In Shenzhen and Beijing, prices exceed 70%, with top-tier offices remaining highly desirable to occupiers, although Savills notes that this high premium may begin to erode as rents have begun to decline in some prime Chinese locations.

In Asia Pacific, net effective costs have remained flat in Q2, at 0%. This is primarily due to several major Chinese markets recording significant cost declines this quarter. Shenzhen has seen the largest decline of -4.4%, as many occupiers in China focus on reducing operational costs, putting downward pressure on rents. Outside of these markets, the region is seeing strong net effective cost growth. Seoul, in particular, is seeing growth of 5.7% this quarter driven by strong demand and limited new supply pipeline. Singapore sees a marginal growth of 0.3% this quarter.

Kelcie Sellers, Associate Director in Savills World Research team, says, “Looking to the second half of 2024, we expect a continued flight to prime spaces. However, increased fit out costs and macroeconomic uncertainty may loom in the background of real estate decisions for the foreseeable future. Landlord concessions are likely to continue to favour tenants in markets where availability remains high, but in supply-constrained markets, we expect concessions to begin dropping and rents to rise.”

Ashley Swan, Executive Director, Commercial, Savills Singapore says, “Despite the continued lack of overall net demand and slow movement in the market, we have seen that prime buildings are still able to command higher rents due to their existing occupancy remaining healthy and occupiers looking to upgrade to a better building when opportunities arise. Superior green credentials have also contributed to prime building’s increased attraction and cost.”

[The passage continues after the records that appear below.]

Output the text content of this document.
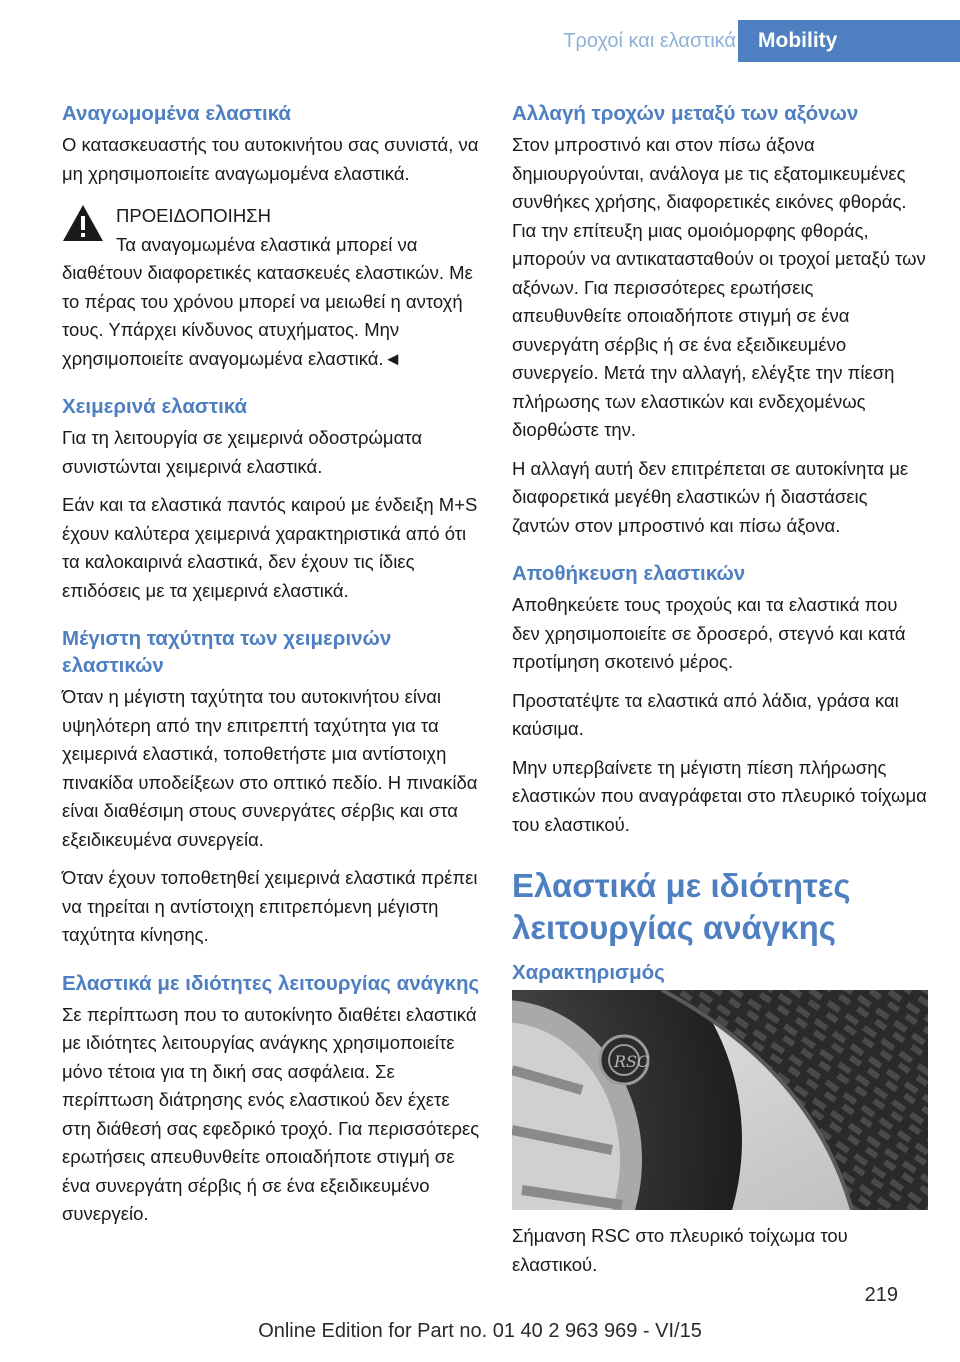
Τροχοί και ελαστικά	Mobility
Αναγωμομένα ελαστικά

Ο κατασκευαστής του αυτοκινήτου σας συνιστά, να μη χρησιμοποιείτε αναγωμομένα ελαστικά.

ΠΡΟΕΙΔΟΠΟΙΗΣΗ
Τα αναγομωμένα ελαστικά μπορεί να
διαθέτουν διαφορετικές κατασκευές ελαστικών. Με το πέρας του χρόνου μπορεί να μειωθεί η αντοχή τους. Υπάρχει κίνδυνος ατυχήματος. Μην χρησιμοποιείτε αναγομωμένα ελαστικά.◄
Χειμερινά ελαστικά

Για τη λειτουργία σε χειμερινά οδοστρώματα συνιστώνται χειμερινά ελαστικά.

Εάν και τα ελαστικά παντός καιρού με ένδειξη M+S έχουν καλύτερα χειμερινά χαρακτηριστικά από ότι τα καλοκαιρινά ελαστικά, δεν έχουν τις ίδιες επιδόσεις με τα χειμερινά ελαστικά.

Μέγιστη ταχύτητα των χειμερινών ελαστικών

Όταν η μέγιστη ταχύτητα του αυτοκινήτου είναι υψηλότερη από την επιτρεπτή ταχύτητα για τα χειμερινά ελαστικά, τοποθετήστε μια αντίστοιχη πινακίδα υποδείξεων στο οπτικό πεδίο. Η πινακίδα είναι διαθέσιμη στους συνεργάτες σέρβις και στα εξειδικευμένα συνεργεία.

Όταν έχουν τοποθετηθεί χειμερινά ελαστικά πρέπει να τηρείται η αντίστοιχη επιτρεπόμενη μέγιστη ταχύτητα κίνησης.

Ελαστικά με ιδιότητες λειτουργίας ανάγκης

Σε περίπτωση που το αυτοκίνητο διαθέτει ελαστικά με ιδιότητες λειτουργίας ανάγκης χρησιμοποιείτε μόνο τέτοια για τη δική σας ασφάλεια. Σε περίπτωση διάτρησης ενός ελαστικού δεν έχετε στη διάθεσή σας εφεδρικό τροχό. Για περισσότερες ερωτήσεις απευθυνθείτε οποιαδήποτε στιγμή σε ένα συνεργάτη σέρβις ή σε ένα εξειδικευμένο συνεργείο.

Αλλαγή τροχών μεταξύ των αξόνων

Στον μπροστινό και στον πίσω άξονα δημιουργούνται, ανάλογα με τις εξατομικευμένες συνθήκες χρήσης, διαφορετικές εικόνες φθοράς. Για την επίτευξη μιας ομοιόμορφης φθοράς, μπορούν να αντικατασταθούν οι τροχοί μεταξύ των αξόνων. Για περισσότερες ερωτήσεις απευθυνθείτε οποιαδήποτε στιγμή σε ένα συνεργάτη σέρβις ή σε ένα εξειδικευμένο συνεργείο. Μετά την αλλαγή, ελέγξτε την πίεση πλήρωσης των ελαστικών και ενδεχομένως διορθώστε την.

Η αλλαγή αυτή δεν επιτρέπεται σε αυτοκίνητα με διαφορετικά μεγέθη ελαστικών ή διαστάσεις ζαντών στον μπροστινό και πίσω άξονα.

Αποθήκευση ελαστικών

Αποθηκεύετε τους τροχούς και τα ελαστικά που δεν χρησιμοποιείτε σε δροσερό, στεγνό και κατά προτίμηση σκοτεινό μέρος.

Προστατέψτε τα ελαστικά από λάδια, γράσα και καύσιμα.

Μην υπερβαίνετε τη μέγιστη πίεση πλήρωσης ελαστικών που αναγράφεται στο πλευρικό τοίχωμα του ελαστικού.

Ελαστικά με ιδιότητες λειτουργίας ανάγκης
Χαρακτηρισμός
RSC

Σήμανση RSC στο πλευρικό τοίχωμα του ελαστικού.

219
Online Edition for Part no. 01 40 2 963 969 - VI/15
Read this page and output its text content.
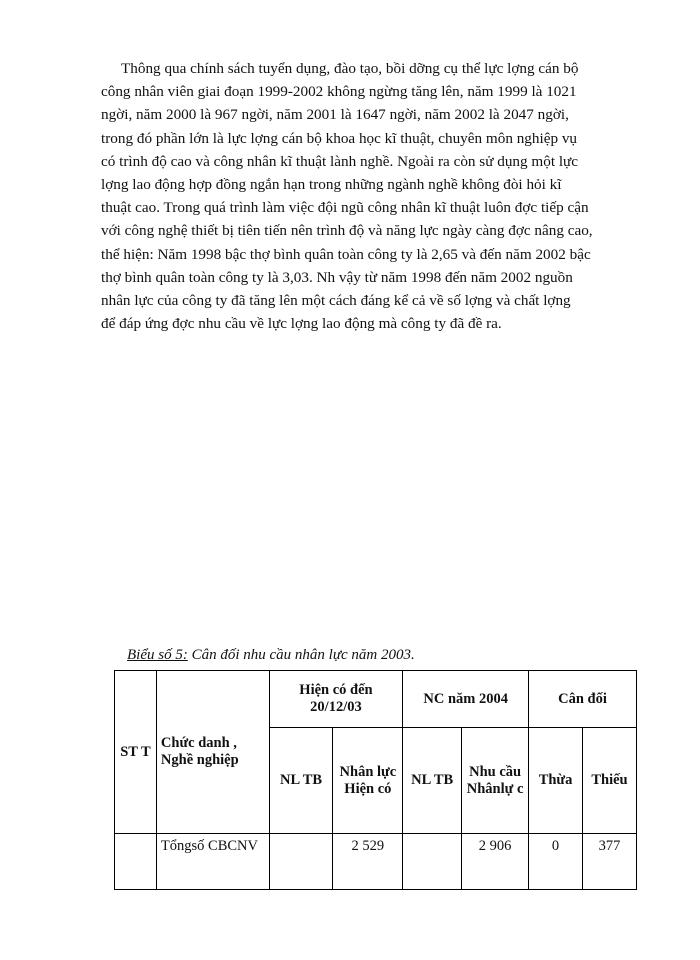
Thông qua chính sách tuyển dụng, đào tạo, bồi dỡng cụ thể lực lợng cán bộ
công nhân viên giai đoạn 1999-2002 không ngừng tăng lên, năm 1999 là 1021
ngời, năm 2000 là 967 ngời, năm 2001 là 1647 ngời, năm 2002 là 2047 ngời,
trong đó phần lớn là lực lợng cán bộ khoa học kĩ thuật, chuyên môn nghiệp vụ
có trình độ cao và công nhân kĩ thuật lành nghề. Ngoài ra còn sử dụng một lực
lợng lao động hợp đồng ngắn hạn trong những ngành nghề không đòi hỏi kĩ
thuật cao. Trong quá trình làm việc đội ngũ công nhân kĩ thuật luôn đợc tiếp cận
với công nghệ thiết bị tiên tiến nên trình độ và năng lực ngày càng đợc nâng cao,
thể hiện: Năm 1998 bậc thợ bình quân toàn công ty là 2,65 và đến năm 2002 bậc
thợ bình quân toàn công ty là 3,03. Nh vậy từ năm 1998 đến năm 2002 nguồn
nhân lực của công ty đã tăng lên một cách đáng kể cả về số lợng và chất lợng
để đáp ứng đợc nhu cầu về lực lợng lao động mà công ty đã đề ra.

Biểu số 5: Cân đối nhu cầu nhân lực năm 2003.

ST T	Chức danh , Nghề nghiệp	Hiện có đến 20/12/03		NC năm 2004		Cân đối	
		NL TB	Nhân lực Hiện có	NL TB	Nhu cầu Nhânlự c	Thừa	Thiếu
	Tổngsố CBCNV		2 529		2 906	0	377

Alan Cheong, Executive Director, Research & Consultancy at Savills Singapore adds, “Singapore’s office market rents continued rising, albeit at a low rate, because of the relative dearth of new supply at the start of the year enhanced landlords’ confidence, and when new supply entered the market in Q2,2024, the holding power of the new building owners were strong and who did not yield to low ball offers. Overall, these twin conditions are likely to tide us through the year with rents ranging from -1% to +1% with the top of class grade offices sporting renting increases.”